VANCE AIR FORCE BASE, Okla. -- Lt. Col. Chad Stewart retired from active duty during a ceremony held April 28 in the 3rd Flying Training Squadron auditorium.
The ceremony was officiated by Lt. Col. Tyler Robertson, chief of the Strategic Air Mobility Branch at the Pentagon, and a friend of Stewart.
Stewart was awarded the Meritorious Service Medal during the ceremony.
He shared some final thoughts on his career in the Air Force.
Why did you join the Air Force?
“When I was graduating high school my dad, a retired Navy helicopter pilot, pointed me toward ROTC scholarships to help pay for school. I ended up with an Air Force ROTC scholarship in electrical engineering and was admitted to Brigham Young University in Provo, Utah. I promptly tanked all my freshman pre-engineering classes and lost my scholarship.
“I took a couple years off from school to ‘find myself’ and when I returned there were new incentives that paid cadets some money without being on scholarship. I became a liberal arts major, rejoined the ROTC detachment, and was awarded a pilot slot during my junior year and went from there.”
What's your best memory of your first assignment?
“My first assignment was as a KC-135 pilot at Royal Air Force Mildenhall in England. My wife and I really wanted to be stationed overseas and being assigned to the KC-135 was a great opportunity to do that.
“One of my best experiences there was leading a four-ship of KC-135s to refuel an E-4B with the Secretary of Defense onboard at night in weather. Being a refueling tanker pilot in Europe really opens your eyes to the strategic importance of air refueling.”
What are three reasons you would recommend the Air Force as a career?
“First, the Air Force is a stable, well-paying career. Despite minor finance issues over the years the Air Force has never missed paying me every two weeks for 20 years.
“Second, military flying is extremely rewarding. Nowhere in the world does an organization trust a 25-year-old to lead a four-ship formation of tankers to conduct missions of national importance.
“Third, we have a country and way of life that is worth defending. There is a great sense of accomplishment, despite all our bureaucratic red-tape and issues, in providing for the defense of our nation.”
What advice would you give an airman or lieutenant just starting their Air Force career?
“For a new pilot starting out, my biggest recommendation would be to start and maintain your own logbook and track your own ‘pilot in command’ time. Air Force flight records do not track PIC time.
“Stay optimistic amid high levels of cynicism. Pilots are a salty bunch and it’s easy to get caught up in that. Make choices that reflect the path you want to take with your family but remember that the Air Force gets the final vote. The Air Force will sidetrack you at some point, but when some doors close, others will open.”
What is the biggest change you've witnessed in the Air Force?
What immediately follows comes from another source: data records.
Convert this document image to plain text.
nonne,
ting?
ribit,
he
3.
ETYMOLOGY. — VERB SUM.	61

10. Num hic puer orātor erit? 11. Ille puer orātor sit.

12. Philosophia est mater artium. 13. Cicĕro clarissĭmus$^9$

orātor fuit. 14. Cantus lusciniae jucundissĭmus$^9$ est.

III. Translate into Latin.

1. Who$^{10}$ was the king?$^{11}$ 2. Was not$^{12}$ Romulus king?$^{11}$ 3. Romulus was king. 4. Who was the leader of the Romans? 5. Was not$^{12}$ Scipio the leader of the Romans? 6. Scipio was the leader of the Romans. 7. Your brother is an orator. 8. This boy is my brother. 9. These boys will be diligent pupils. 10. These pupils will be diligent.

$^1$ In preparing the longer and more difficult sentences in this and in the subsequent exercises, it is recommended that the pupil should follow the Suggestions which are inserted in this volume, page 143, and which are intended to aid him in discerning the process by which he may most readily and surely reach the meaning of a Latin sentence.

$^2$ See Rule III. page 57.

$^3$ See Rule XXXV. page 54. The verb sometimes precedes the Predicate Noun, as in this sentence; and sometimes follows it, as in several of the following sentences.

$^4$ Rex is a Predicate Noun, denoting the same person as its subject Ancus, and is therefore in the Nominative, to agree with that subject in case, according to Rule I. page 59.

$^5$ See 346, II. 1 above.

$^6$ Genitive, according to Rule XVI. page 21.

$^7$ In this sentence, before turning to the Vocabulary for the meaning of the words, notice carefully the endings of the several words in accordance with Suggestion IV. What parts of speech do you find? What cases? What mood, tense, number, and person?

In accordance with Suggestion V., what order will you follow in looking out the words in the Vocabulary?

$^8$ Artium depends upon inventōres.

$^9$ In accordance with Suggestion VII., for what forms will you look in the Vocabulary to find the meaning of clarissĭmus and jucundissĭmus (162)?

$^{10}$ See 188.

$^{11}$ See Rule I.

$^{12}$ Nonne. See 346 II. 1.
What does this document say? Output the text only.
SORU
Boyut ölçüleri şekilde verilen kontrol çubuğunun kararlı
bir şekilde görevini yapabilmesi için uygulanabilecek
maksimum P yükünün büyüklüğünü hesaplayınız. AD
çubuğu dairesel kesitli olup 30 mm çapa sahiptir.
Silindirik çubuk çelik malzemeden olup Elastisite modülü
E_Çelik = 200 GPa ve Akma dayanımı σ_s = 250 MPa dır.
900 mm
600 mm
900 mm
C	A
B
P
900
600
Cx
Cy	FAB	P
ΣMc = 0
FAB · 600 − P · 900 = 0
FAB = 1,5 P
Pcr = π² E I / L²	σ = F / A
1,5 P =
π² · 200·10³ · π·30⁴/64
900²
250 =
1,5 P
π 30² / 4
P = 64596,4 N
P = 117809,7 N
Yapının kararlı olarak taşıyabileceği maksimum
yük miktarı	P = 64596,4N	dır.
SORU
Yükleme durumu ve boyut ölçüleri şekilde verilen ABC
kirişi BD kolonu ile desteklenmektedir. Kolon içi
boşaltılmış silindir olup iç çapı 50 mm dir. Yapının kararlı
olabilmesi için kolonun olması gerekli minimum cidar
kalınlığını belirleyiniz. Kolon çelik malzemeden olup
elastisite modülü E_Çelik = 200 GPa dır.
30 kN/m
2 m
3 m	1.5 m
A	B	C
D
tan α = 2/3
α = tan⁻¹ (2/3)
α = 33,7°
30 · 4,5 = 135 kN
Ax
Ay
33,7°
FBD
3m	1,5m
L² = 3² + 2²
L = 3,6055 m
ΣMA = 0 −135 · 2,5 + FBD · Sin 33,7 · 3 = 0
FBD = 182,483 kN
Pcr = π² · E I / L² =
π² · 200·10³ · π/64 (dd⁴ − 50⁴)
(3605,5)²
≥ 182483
“Probably the biggest change I’ve seen in the Air Force surrounds the assignment process. When I was getting ready for a permanent change of station after my first assignment they basically just told me to put the top three tanker bases in my preferred order. I didn’t have much control over the process.
“Now, I think the Air Force has done a great job incorporating the needs of the member and his/her family into the process through the Talent Marketplace.
“Also, I joined a black-boot Air Force and have taken five different styles of physical-fitness tests since starting in ROTC.”